Especialistas consultados pelo jornal afirmam que os vídeos analisados indicam o uso de projéteis de artilharia M825A1, fabricados nos EUA, capazes de liberar fósforo branco no ar, além de provocar fumaça, incêndios e queimaduras graves. O material é proibido para uso contra civis pela lei internacional.
As Forças de Defesa de Israel disseram que os projéteis são usados para criar cortinas de fumaça e camuflar tropas, não para atingir alvos ou provocar incêndios. Segundo o Exército, seus procedimentos internos proíbem o uso em áreas povoadas, porém admitiram exceções.

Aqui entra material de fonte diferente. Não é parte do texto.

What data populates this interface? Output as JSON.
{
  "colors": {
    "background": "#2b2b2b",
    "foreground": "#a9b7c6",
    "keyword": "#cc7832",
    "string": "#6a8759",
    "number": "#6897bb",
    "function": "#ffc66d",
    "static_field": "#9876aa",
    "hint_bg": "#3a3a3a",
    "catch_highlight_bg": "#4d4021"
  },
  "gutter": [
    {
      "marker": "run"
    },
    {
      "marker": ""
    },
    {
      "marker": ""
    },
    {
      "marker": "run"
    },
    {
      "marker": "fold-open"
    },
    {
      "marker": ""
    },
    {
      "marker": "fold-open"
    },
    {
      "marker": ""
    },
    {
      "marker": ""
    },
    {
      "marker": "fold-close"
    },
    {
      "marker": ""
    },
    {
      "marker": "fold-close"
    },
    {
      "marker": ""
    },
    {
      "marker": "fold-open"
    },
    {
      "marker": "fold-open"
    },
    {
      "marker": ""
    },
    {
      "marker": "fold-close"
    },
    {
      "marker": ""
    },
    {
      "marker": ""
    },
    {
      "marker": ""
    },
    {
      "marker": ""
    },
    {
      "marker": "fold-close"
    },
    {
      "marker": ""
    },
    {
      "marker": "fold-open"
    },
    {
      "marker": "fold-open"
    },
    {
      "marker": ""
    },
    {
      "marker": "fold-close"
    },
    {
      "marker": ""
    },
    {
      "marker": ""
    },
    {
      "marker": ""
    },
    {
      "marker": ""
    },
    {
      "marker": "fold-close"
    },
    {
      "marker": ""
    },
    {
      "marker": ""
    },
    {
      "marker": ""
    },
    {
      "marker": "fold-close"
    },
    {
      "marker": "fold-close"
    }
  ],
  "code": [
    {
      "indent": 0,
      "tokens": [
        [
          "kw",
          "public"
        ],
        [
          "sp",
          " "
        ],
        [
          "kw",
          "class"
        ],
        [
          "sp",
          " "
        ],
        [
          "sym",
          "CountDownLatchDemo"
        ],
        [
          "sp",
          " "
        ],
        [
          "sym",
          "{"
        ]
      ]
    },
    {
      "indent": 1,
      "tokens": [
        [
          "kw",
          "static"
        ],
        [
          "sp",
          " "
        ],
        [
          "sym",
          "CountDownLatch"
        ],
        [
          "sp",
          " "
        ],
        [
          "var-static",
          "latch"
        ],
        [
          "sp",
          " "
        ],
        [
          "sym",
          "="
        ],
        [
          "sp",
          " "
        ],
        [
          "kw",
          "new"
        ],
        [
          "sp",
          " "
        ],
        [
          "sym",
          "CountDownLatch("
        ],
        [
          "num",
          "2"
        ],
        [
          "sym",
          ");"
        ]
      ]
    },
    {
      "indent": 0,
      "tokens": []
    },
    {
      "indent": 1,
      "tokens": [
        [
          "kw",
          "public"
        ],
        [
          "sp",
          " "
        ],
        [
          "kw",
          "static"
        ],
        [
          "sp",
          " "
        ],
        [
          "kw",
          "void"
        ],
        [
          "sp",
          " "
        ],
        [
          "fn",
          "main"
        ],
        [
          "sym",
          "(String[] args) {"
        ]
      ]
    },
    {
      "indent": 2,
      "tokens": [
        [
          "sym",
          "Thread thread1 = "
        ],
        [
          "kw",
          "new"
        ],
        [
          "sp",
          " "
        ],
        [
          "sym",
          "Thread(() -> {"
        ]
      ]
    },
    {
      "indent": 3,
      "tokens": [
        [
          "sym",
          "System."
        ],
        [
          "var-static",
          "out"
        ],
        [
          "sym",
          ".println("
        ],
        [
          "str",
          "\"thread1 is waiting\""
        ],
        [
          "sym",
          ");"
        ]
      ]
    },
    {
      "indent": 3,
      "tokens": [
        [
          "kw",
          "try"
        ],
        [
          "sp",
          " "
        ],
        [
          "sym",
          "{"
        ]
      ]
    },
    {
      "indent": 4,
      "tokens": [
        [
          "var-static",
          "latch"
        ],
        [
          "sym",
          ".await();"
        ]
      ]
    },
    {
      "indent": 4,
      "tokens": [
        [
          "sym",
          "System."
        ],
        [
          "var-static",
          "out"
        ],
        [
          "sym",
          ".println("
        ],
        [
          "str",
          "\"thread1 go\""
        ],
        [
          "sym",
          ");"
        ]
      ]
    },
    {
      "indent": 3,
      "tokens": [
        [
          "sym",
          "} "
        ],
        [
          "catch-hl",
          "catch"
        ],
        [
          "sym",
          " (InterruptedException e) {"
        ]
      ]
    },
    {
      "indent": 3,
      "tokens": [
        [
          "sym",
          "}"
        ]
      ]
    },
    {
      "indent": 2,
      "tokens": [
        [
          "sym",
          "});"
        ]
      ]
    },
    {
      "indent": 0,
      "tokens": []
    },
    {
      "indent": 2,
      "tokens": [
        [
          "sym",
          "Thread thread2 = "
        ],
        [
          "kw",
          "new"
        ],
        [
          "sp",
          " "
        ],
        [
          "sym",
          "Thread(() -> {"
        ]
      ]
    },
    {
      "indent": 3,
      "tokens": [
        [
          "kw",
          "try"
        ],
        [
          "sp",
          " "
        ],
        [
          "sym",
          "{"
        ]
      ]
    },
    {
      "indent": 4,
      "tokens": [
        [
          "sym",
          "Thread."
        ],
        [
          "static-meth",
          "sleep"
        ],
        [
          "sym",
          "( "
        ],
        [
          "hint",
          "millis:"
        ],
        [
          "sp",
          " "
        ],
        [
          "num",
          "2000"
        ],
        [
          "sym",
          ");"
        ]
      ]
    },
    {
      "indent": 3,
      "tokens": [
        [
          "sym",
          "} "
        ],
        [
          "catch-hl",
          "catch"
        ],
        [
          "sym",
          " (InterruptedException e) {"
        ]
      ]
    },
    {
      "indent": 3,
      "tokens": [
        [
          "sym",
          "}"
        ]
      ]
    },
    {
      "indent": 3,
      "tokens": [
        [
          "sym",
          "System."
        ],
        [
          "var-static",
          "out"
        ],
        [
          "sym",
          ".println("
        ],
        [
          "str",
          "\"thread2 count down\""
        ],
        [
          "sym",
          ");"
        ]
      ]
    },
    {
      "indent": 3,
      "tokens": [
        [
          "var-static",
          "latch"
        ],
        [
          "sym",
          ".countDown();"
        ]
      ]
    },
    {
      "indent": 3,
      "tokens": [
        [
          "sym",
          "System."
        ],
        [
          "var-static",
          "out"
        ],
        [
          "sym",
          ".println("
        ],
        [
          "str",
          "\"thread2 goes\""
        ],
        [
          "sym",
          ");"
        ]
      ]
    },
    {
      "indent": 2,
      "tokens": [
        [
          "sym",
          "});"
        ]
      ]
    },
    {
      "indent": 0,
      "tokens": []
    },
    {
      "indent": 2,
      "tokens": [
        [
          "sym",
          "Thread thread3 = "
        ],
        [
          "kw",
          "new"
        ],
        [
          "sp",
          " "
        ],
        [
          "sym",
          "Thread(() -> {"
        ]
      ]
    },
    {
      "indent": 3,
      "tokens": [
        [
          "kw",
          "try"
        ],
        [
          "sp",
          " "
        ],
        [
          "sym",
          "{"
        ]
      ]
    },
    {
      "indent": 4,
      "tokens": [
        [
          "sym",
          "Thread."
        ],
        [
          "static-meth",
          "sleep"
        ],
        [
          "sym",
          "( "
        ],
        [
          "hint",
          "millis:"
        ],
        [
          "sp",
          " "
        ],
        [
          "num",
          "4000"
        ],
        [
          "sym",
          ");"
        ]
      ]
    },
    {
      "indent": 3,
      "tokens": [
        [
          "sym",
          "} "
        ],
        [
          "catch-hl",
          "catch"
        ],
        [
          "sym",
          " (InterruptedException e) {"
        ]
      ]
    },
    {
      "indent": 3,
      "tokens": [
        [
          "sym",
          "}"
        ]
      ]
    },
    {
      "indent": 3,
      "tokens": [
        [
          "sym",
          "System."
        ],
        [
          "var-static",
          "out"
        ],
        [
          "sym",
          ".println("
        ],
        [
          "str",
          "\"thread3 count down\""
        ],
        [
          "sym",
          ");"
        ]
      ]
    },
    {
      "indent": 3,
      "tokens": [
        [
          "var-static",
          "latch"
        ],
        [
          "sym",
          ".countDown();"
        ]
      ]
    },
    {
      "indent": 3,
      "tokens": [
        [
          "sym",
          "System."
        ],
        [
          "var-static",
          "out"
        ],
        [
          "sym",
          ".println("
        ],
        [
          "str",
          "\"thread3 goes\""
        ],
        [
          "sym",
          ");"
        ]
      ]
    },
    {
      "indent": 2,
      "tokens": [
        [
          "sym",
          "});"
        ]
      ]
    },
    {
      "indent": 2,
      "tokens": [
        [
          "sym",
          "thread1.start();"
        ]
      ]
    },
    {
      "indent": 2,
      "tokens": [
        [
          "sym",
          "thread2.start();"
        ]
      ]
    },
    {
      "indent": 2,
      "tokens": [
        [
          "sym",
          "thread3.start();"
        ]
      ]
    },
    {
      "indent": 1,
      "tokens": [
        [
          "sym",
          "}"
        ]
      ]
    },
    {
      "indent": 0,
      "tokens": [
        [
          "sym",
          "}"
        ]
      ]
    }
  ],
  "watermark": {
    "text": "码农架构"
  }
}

O NYT afirmou ter procurado o Exército israelense para esclarecer os episódios no Líbano e não obteve resposta específica sobre os casos reportados. O assunto já havia sido alvo de investigações em conflitos anteriores na região.
Contexto histórico: o uso de fósforo branco por Israel já foi registrado em Gaza, em 2009 e 2023, e no Líbano, em 1982 e 2006. Em 2013, o Exército informou que reduziria o emprego da munição após críticas de organizações de direitos humanos.